Tips Nutrition professor loses 27 pounds on Twinkie diet

Diposting oleh au on Selasa, 09 November 2010

One of the reasons I am against government regulating our food (taxing sodas, banning Happy Meals), other than the fact that they have no constitutional authority to do so, is that "sin foods" don't cause obesity. Consuming more calories than you expend does. It's called the conservation of energy.
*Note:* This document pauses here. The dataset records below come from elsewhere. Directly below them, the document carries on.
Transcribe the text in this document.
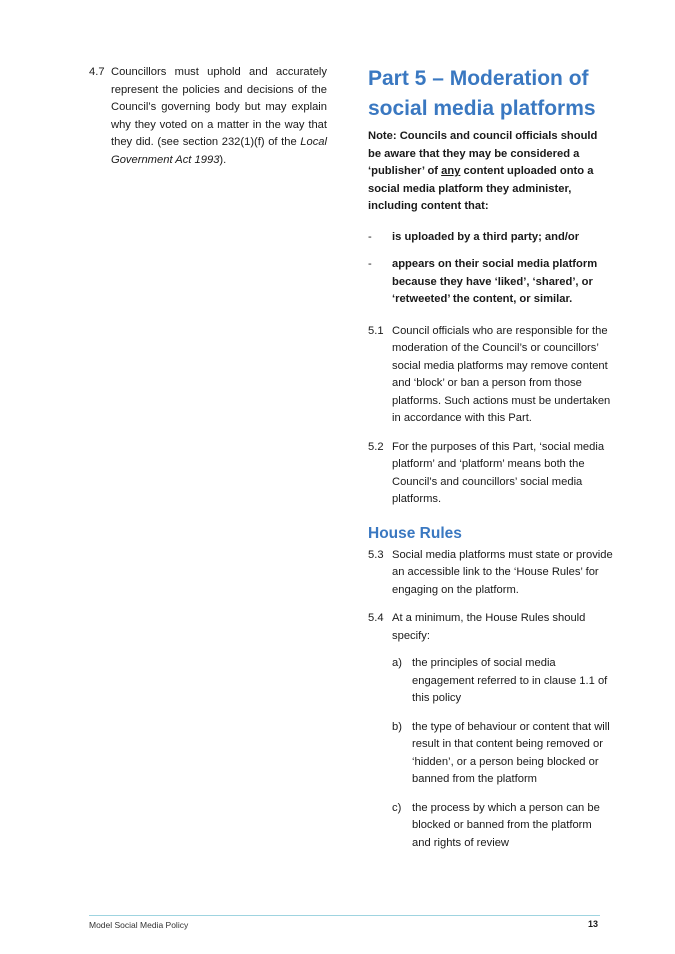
4.7 Councillors must uphold and accurately represent the policies and decisions of the Council’s governing body but may explain why they voted on a matter in the way that they did. (see section 232(1)(f) of the Local Government Act 1993).
Part 5 – Moderation of social media platforms

Note: Councils and council officials should be aware that they may be considered a ‘publisher’ of any content uploaded onto a social media platform they administer, including content that:

-	is uploaded by a third party; and/or
-	appears on their social media platform because they have ‘liked’, ‘shared’, or ‘retweeted’ the content, or similar.
5.1 Council officials who are responsible for the moderation of the Council’s or councillors’ social media platforms may remove content and ‘block’ or ban a person from those platforms. Such actions must be undertaken in accordance with this Part.
5.2 For the purposes of this Part, ‘social media platform’ and ‘platform’ means both the Council’s and councillors’ social media platforms.
House Rules
5.3 Social media platforms must state or provide an accessible link to the ‘House Rules’ for engaging on the platform.
5.4 At a minimum, the House Rules should specify:
a) the principles of social media engagement referred to in clause 1.1 of this policy
b) the type of behaviour or content that will result in that content being removed or ‘hidden’, or a person being blocked or banned from the platform
c) the process by which a person can be blocked or banned from the platform and rights of review
Model Social Media Policy	13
When you ingest food, almost 100% of it is utilized by the body (save for some fiber only part of which is converted to energy). All food is broken down in the digestive tract and is used by the body immediately and if there is too much it is stored for later use. Fat is an extremely efficient energy storage medium as 1 pound of fat contains about 3,500 calories (kcal actually). So if you happen to be fat, you will have to expend 3,500 more calories than you take in to lose 1 pound of bodyfat, or about 500 calories a day if you want to lose 1 pound per week (an optimal amount for most people). A nutrition professor wanted to prove (it's been done many, many times before with such foods as McDonalds) that calories matter, not food composition (carbs versus protein versus fat): Twinkie diet helps nutrition professor lose 27 pounds. The result was a forgone conclusion:
Tips Nutrition professor loses 27 pounds on Twinkie diet
Twinkies. Nutty bars. Powdered donuts.


For 10 weeks, Mark Haub, a professor of human nutrition at Kansas State University, ate one of these sugary cakelets every three hours, instead of meals. To add variety in his steady stream of Hostess and Little Debbie snacks,
Haub munched on Doritos chips, sugary cereals and Oreos, too.


His premise: That in weight loss, pure calorie counting is what matters most -- not the nutritional value of the food.

The premise held up: On his "convenience store diet," he shed 27 pounds in two months.
Here's the key:
For a class project, Haub limited himself to less than 1,800 calories a day. A man of Haub's pre-dieting size usually consumes about 2,600 calories daily. So he followed a basic principle of weight loss: He consumed significantly fewer calories than he burned.

...you might expect other indicators of health would have suffered. Not so.

Haub's "bad" cholesterol, or LDL, dropped 20 percent and his "good" cholesterol, or HDL, increased by 20 percent. He reduced the level of triglycerides, which are a form of fat, by 39 percent.

...Haub's body fat dropped from 33.4 to 24.9 percent.
I wouldn't recommend the above diet for one major reason: weight loss is not the same as fat loss. Without having access to the data, I'm going to step out on a limb here and opine that Haub lost a substantial portion of lean body mass (like muscle) as part of his weight loss. (I'll skip that there's proof that high-carb diets are bad for your arteries) When nutritional intake decreases down to deficit territory, the body cannibalizes available tissue for sustenance. The goal of course is to have this tissue be fat, but that's not always the case.  There is a bit of muscle glycogen and that doesn't last long, so what's left is fat and protein in lean tissue plus minerals which can be leached from bones if necessary. Here's the tricky part  though: certain parts of the brain cannot exist on fat calories even if the body goes into ketosis, so in the absence of dietary protein lean tissue - mostly muscle - is broken down to form glucose (blood sugar). This is exactly why bodybuilders maintain a high-protein diet when restricting calories for contest prep.

The majority of Haub's intake was carbohydrates followed by fat. There was very little protein ingested. Fat can be liberated to be used as energy only at a certain rate. Exceed that rate and in addition to muscle being converted into glucose for brain juice, the body will break that down for other functions as well. Not exactly the best way to go. That's why I suggest that part of Haub's weight loss was fat (body fat dropped from 33.4 to 24.9 percent) but part of it was also lean tissue that he shouldn't have parted with.